Many police and responder services are already moving to mobile devices, with smartphones replacing separate items of equipment. In some cases smart platforms and apps now form part of the daily work process, including reporting and file management, database access and team communications.
VNC says its systems can go beyond what standard consumer systems offer. For example, its IVI connectivity software includes options like the automatic locking of the car when away from the vehicle (talking with a member of the public or pursuing a suspect on foot); the ability to activate remote functions like sirens, cameras and PA systems; or even transmit location information in an emergency. It notes that its proprietary software also allows additional hardware, like rugged laptops, to be safely stowed in the boot yet seamlessly integrated via the factory fitted touchscreen.
With so much technology in each vehicle, VNC says their function moves beyond transportation and they effectively become intelligence-gathering hubs – passing valuable, first-hand data back to a central command center and allowing the coordination of teams and other services.
The company claims its solutions already allow command centers to connect with vehicles in real time, controlling certain systems such as sirens and providing crucial navigation information to officers. Extending this idea, video and other data can be transmitted and the live feed from every vehicle used to provide a valuable net of surveillance around a serious incident. Recorded and indexed this could prove vital as evidence for later convictions.
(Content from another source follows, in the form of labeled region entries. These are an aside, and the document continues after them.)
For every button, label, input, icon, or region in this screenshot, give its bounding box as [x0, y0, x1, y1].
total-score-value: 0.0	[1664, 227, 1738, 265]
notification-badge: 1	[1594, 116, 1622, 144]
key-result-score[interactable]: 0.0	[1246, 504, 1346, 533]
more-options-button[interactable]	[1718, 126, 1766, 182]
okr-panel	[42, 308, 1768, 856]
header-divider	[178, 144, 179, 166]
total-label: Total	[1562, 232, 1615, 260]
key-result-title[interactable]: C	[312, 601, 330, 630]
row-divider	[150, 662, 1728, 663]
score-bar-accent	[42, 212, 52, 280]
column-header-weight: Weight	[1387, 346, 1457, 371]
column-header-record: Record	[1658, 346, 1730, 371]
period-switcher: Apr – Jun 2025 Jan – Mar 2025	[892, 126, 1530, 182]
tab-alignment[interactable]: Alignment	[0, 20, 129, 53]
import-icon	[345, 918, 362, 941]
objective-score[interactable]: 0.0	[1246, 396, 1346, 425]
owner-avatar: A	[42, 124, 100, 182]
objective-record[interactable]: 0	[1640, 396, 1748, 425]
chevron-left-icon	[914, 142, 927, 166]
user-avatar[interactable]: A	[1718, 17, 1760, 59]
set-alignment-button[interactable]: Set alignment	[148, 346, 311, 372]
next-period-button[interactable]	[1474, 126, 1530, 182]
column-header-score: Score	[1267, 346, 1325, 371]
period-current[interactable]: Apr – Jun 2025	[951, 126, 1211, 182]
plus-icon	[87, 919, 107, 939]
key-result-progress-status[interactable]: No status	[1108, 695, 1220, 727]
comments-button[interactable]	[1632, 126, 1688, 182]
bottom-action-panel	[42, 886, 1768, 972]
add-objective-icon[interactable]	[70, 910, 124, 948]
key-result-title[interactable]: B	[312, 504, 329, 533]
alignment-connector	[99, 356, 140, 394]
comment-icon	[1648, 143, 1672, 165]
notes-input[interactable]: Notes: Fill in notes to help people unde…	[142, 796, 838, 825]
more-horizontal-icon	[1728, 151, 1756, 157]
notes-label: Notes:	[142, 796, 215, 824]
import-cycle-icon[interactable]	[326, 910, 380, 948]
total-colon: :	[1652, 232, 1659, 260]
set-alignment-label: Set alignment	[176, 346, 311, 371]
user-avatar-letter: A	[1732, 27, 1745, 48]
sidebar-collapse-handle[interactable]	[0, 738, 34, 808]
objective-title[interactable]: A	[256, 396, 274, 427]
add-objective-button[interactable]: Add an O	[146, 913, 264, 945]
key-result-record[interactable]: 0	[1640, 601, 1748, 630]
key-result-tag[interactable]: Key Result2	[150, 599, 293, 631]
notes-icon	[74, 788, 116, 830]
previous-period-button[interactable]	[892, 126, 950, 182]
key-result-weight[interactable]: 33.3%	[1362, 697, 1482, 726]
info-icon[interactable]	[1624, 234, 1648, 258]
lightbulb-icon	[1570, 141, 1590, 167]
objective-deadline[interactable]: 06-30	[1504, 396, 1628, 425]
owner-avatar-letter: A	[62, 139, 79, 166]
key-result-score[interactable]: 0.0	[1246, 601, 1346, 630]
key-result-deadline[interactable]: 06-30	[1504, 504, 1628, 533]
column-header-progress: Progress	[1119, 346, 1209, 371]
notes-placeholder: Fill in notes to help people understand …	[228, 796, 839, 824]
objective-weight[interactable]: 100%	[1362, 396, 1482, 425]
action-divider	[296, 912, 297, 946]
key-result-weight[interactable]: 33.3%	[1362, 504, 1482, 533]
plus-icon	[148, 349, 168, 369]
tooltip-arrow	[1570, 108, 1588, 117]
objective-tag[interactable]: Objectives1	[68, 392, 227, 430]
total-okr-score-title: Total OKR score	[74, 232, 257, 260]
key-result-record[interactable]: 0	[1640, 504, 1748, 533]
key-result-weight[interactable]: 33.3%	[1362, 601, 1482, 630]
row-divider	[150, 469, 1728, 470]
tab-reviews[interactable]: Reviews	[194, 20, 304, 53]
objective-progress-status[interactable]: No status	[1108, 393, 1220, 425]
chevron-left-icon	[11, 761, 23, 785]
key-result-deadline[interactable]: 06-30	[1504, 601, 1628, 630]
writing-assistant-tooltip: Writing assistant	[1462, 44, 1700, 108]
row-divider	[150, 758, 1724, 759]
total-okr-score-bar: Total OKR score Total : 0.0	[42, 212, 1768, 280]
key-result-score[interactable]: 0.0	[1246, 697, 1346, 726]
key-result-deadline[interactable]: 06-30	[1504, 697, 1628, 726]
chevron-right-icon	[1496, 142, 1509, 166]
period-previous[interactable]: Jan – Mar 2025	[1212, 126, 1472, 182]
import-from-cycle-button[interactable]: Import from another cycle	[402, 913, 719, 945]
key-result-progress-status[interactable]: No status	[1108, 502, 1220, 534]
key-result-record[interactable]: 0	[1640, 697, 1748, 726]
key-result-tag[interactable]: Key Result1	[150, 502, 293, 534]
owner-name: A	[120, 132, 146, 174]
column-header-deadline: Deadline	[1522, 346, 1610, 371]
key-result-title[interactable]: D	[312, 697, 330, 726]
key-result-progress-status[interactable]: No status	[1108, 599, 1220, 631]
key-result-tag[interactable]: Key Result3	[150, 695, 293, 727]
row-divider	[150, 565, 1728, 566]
“We’ve worked on factory-equipped vehicles like the Dodge Charger Pursuit vehicle in the USA, as well as with conversion companies in the UK and North America, and are in discussion with separate police forces across these regions. The US market is catered for by the OEMs, with vehicles supplied straight from the production line, but the economics are not the same in the UK. We’re the bridge in the middle, working directly with installers as well as operators to understand their needs and making it cost effective,” concluded Handschin.